The title track of the new album is one of Terry’s personal favourites, he said, both because of the friends and collaborators who worked on it and the emotional drama at its core.

“The first verse is a daughter’s perspective towards her father, who drinks often,” he explained.

Accompanied by the song’s redemptive musical arrangement, she expresses empathy, understanding, and abiding love for her father, who we hear in the second verse. He’s remorseful about the pain he’s caused her and admits he could not provide her with the love and protection she needed.

In the end, the father and daughter’s song is a pledge to one another: “We have no choice but to go through this night, but the sun will reappear eventually, and I will not stop loving you, and I will always be your light.”

Another song close to Terry’s heart is “Nutaraullunga” (which translates to “When I was a kid”), inspired by memories of months-long traditional hunting trips in the summer with his family.

“It was always the same,” he said of those expeditions, travelling over 60 kilometres north of Igloolik looking for seals, Arctic char, caribou, and walruses. “[The trips] were so normal for us that we didn’t even think that we had a choice not to go; it was a super normal thing… Since we lost our grandmother, we are not doing that anymore; it’s just a memory now.”

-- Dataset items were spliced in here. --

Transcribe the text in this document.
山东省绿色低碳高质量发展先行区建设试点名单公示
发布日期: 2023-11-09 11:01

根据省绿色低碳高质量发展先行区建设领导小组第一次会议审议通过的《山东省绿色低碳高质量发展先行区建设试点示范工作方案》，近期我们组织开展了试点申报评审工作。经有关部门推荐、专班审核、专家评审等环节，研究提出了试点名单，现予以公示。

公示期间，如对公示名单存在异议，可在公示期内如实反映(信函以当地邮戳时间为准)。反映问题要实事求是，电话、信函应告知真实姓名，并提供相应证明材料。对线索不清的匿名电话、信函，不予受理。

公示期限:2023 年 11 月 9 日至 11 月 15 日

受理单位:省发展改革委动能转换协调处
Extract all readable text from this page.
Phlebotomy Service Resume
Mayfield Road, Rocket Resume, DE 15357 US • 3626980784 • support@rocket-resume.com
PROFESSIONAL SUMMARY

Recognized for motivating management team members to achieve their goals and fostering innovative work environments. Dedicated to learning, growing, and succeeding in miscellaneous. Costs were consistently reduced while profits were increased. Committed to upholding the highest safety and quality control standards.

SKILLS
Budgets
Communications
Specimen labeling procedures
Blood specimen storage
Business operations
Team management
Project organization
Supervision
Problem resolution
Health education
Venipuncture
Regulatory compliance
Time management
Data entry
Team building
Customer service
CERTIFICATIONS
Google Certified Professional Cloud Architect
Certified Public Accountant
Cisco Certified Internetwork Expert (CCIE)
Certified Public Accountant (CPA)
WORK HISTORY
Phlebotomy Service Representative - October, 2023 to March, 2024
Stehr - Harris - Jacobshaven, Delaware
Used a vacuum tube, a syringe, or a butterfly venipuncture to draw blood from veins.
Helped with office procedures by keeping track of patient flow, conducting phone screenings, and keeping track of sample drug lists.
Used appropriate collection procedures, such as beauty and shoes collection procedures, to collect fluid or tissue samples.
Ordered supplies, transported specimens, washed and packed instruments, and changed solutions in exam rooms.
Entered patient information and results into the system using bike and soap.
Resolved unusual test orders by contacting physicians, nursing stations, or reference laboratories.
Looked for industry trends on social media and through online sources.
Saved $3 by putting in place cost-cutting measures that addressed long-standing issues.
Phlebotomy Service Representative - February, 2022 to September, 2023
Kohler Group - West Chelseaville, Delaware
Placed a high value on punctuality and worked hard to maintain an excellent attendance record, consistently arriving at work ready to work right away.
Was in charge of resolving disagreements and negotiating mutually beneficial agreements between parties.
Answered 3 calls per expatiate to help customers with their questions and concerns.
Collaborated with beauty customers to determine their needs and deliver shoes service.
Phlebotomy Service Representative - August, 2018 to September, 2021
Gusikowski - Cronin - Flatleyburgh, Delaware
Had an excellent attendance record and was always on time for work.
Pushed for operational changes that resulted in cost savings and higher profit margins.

Terry described the music of Unnuaq as a collection of “healing songs” that connect the husband, father, and artist he’s become in the present to the young boy he was when he heard the “forbidden” folk songs of his ancestors for the first time; those songs, prohibited and suppressed by the church, began to reemerge during his youth, and it was clear to him the healing power they possessed.

Unnuaq’s melodies tell the album’s stories as much as the lyrics. The texture and ambiance of the arrangements convey the landscape and the environment more vividly than any prose.